Low-fat, plant-based recipes that helped the author lose 200 pounds
It’s always inspiring to read about someone transforming their life through healthier food choices. What’s fascinating about the story told in Better Than Vegan: 101 Favorite Low-Fat, Plant-Based Recipes That Helped Me Lose Over 200 Pounds is that the author reached 475 pounds while eating vegan, proving that vegan doesn’t necessarily equal healthy. By shifting to a whole foods diet with no oil, sugar, or processed foods, he has lost (and maintained) over 200 pounds, a true transformation.
Layout and design:
The book is organized into two sections: My story and Recipes. Recipe chapters include sauces dips creams and dressings, breakfasts, appetizers, soups, wraps sandwiches pizza and flatbreads, entrées, side dishes, and desserts.
Several photographers contributed to the book.
Recipes include cucumber dressing (using white beans as the base), ranch dressing (using cauliflower purée as the base), Del’s big breakfast casserole, spinach-wasabi hummus, spicy black bean-sweet potato stew, red white and green pizza, Bangkok noodles, mushroom bourguignon, jicama slaw with creamy poppy seed dressing, and sweet potato-brown rice pudding. (Note that the author says he rarely eats dessert, and there are only six dessert recipes in the book.)

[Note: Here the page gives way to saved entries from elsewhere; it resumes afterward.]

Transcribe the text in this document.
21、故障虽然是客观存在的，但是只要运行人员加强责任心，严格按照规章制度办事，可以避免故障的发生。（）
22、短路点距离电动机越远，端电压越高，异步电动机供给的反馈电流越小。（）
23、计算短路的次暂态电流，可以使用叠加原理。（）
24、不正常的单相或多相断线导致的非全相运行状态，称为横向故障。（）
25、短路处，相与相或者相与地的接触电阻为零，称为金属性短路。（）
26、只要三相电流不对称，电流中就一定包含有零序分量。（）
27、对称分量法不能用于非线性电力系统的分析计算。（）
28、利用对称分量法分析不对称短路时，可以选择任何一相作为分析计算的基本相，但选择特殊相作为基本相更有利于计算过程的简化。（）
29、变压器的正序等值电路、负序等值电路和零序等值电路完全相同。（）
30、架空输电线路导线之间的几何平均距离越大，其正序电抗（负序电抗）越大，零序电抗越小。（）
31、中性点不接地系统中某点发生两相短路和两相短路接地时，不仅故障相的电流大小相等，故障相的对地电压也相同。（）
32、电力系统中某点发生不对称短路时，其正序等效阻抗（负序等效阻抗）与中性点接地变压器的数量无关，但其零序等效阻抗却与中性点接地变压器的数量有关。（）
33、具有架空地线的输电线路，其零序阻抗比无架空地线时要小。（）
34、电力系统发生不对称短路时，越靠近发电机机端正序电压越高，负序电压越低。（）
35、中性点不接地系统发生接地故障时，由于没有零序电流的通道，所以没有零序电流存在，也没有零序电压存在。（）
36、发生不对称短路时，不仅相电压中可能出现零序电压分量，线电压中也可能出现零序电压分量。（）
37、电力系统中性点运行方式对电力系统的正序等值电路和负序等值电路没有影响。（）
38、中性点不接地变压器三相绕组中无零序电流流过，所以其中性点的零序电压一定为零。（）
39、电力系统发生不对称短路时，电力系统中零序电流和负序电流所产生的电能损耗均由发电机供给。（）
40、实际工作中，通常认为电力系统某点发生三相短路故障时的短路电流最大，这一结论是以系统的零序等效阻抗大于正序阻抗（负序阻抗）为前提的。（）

What I liked about the book:
Inspiring story, and some great chef techniques are explained.
I wasn’t so keen on:
Recipes were not coded for special diets beyond being vegan; nutritional analysis is not provided, which would be helpful for low-sodium eaters.
vegans and vegetarians
Not recommended for:
Migraine, paleo, celiac, gluten-free, or low-sodium diets
A note about my cookbook reviews: In the past, I tested at least three recipes from each book, took photos, and described my experience. Due to my dietary limitations (extremely-low-sodium for my Meniere’s Disease and trigger-free foods for migraine relief), it is no longer possible for me to test the recipes and do them justice.